Lymphatic malformation
Lymphatic malformations are most commonly located in the head and neck. The main division in classifying lymphatic malformations is whether they contain macrocysts (>2 cm), microcysts (<2 cm), or both. Macrocystic lesions are more easily treated and carry a better prognosis than its microcystic counterpart (9). T1-weighted MRI generally shows intermediate or hypointense signal, and the lymphatic malformations are mostly hyperintense on T2-weighted MRI. Lymphatic malformations may be septated. Hemorrhagic lymphatic malformations may be called as venolymphatic malformations (Fig. 10). Lympatic malformations usually do not show contrast enhancement on postcontrast MRI and CT images (Fig. 11).
Arteriovenous malformation
High-flow vascular malformations include arterial malformations, arteriovenous malformations, and arteriovenous fistulae.
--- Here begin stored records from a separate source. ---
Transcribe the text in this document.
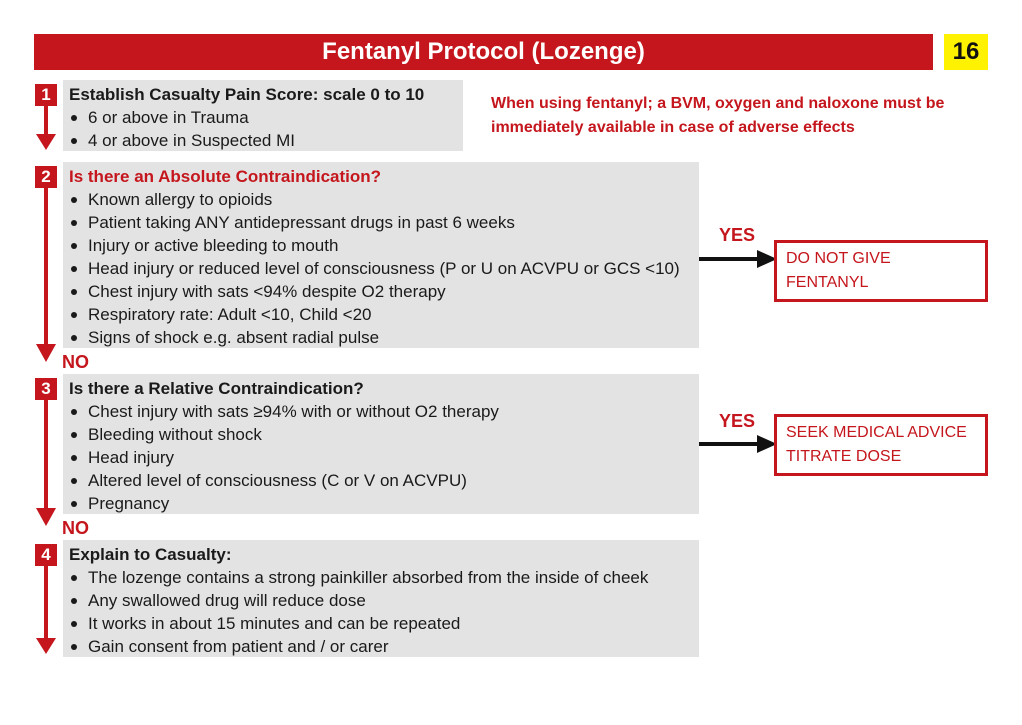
Fentanyl Protocol (Lozenge)	16
When using fentanyl; a BVM, oxygen and naloxone must be immediately available in case of adverse effects
1	Establish Casualty Pain Score: scale 0 to 10
6 or above in Trauma
4 or above in Suspected MI
2	Is there an Absolute Contraindication?
Known allergy to opioids
Patient taking ANY antidepressant drugs in past 6 weeks
Injury or active bleeding to mouth
Head injury or reduced level of consciousness (P or U on ACVPU or GCS <10)
Chest injury with sats <94% despite O2 therapy
Respiratory rate: Adult <10, Child <20
Signs of shock e.g. absent radial pulse
YES
DO NOT GIVE FENTANYL
NO
3	Is there a Relative Contraindication?
Chest injury with sats ≥94% with or without O2 therapy
Bleeding without shock
Head injury
Altered level of consciousness (C or V on ACVPU)
Pregnancy
YES
SEEK MEDICAL ADVICE
TITRATE DOSE
NO
4	Explain to Casualty:
The lozenge contains a strong painkiller absorbed from the inside of cheek
Any swallowed drug will reduce dose
It works in about 15 minutes and can be repeated
Gain consent from patient and / or carer
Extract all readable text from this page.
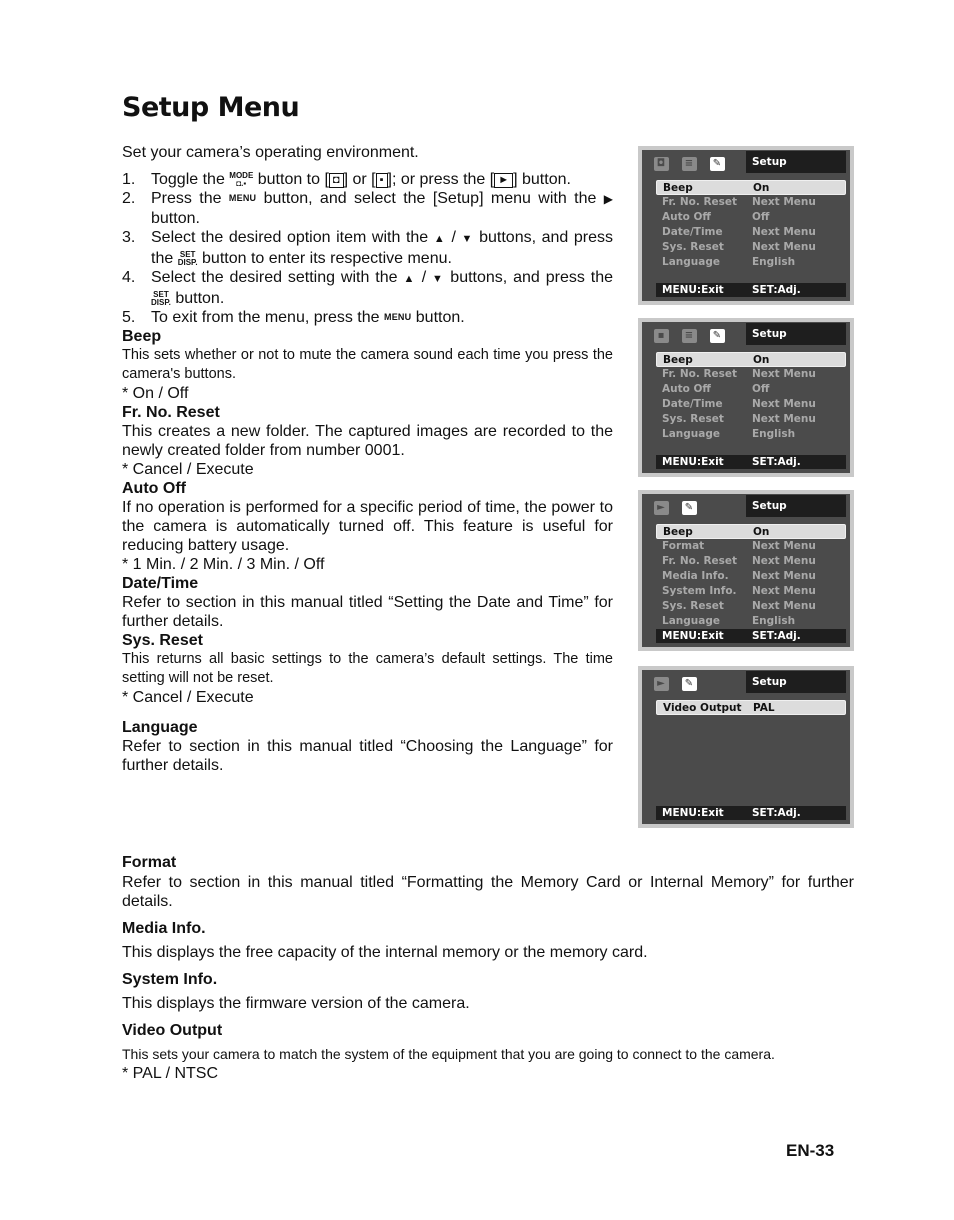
Setup Menu

Set your camera’s operating environment.

1. Toggle the MODE
◘.▪ button to [ ◘ ] or [ ▪ ]; or press the [ ► ] button.
2. Press the MENU button, and select the [Setup] menu with the ▶ button.
3. Select the desired option item with the ▲ / ▼ buttons, and press the SET
DISP. button to enter its respective menu.
4. Select the desired setting with the ▲ / ▼ buttons, and press the SET
DISP. button.
5. To exit from the menu, press the MENU button.

Beep

This sets whether or not to mute the camera sound each time you press the camera's buttons.

* On / Off

Fr. No. Reset

This creates a new folder. The captured images are recorded to the newly created folder from number 0001.

* Cancel / Execute

Auto Off

If no operation is performed for a specific period of time, the power to the camera is automatically turned off. This feature is useful for reducing battery usage.

* 1 Min. / 2 Min. / 3 Min. / Off

Date/Time

Refer to section in this manual titled “Setting the Date and Time” for further details.

Sys. Reset

This returns all basic settings to the camera’s default settings. The time setting will not be reset.

* Cancel / Execute

Language

Refer to section in this manual titled “Choosing the Language” for further details.

Format

Refer to section in this manual titled “Formatting the Memory Card or Internal Memory” for further details.

Media Info.

This displays the free capacity of the internal memory or the memory card.

System Info.

This displays the firmware version of the camera.

Video Output

This sets your camera to match the system of the equipment that you are going to connect to the camera.

* PAL / NTSC

EN-33
◘	≡	✎	Setup
Beep	On
Fr. No. Reset Next Menu
Auto Off	Off
Date/Time	Next Menu
Sys. Reset	Next Menu
Language	English
MENU:Exit	SET:Adj.
▪	≡	✎	Setup
Beep	On
Fr. No. Reset Next Menu
Auto Off	Off
Date/Time	Next Menu
Sys. Reset	Next Menu
Language	English
MENU:Exit	SET:Adj.
►	✎	Setup
Beep	On
Format	Next Menu
Fr. No. Reset Next Menu
Media Info. Next Menu
System Info. Next Menu
Sys. Reset	Next Menu
Language	English
MENU:Exit	SET:Adj.
►	✎	Setup
Video Output PAL
MENU:Exit	SET:Adj.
Abnormal connections are seen between the arterial and venous systems due to abnormality at the capillary level on the arteriovenous malformations and fistulae (10). Arteriovenous malformations demonstrate a nidus of small vessels between the arteries and draining vein, whereas a fistula is composed of a macroscopic arteriovenous connection. The treatment for arteriovenous malformation should aim to eradicate the nidus completely, otherwise residual nidus would give rise to a recurrence (11). CT and MRI classically demonstrate enlarged vascular channels without an associated soft-tissue mass, but there may be perilesional T2-weighted hyperintensity due to edema and venous congestion or a fibrofatty matrix (12). This appearance should not be confused with a vascular neoplasm. Postcontrast CT and MRI clearly show the arterial and venous tubular vascular components (Fig. 12).
Conclusion
We presented 12 rare and exemplary vascular lesions with their appearances on CT and MRI. Biopsy for the diagnosis of the vascular lesions located in the head and neck is occasionally difficult and risky, because of complications such as hemorrhage. These vascular lesions may be diagnosed by their typical imaging findings (8, 13, 14). Additionally, radiology has a role in showing the extent of lesions, which is important for therapy and follow-up.
Footnotes
Conflict of interest disclosure
The authors declared no conflicts of interest.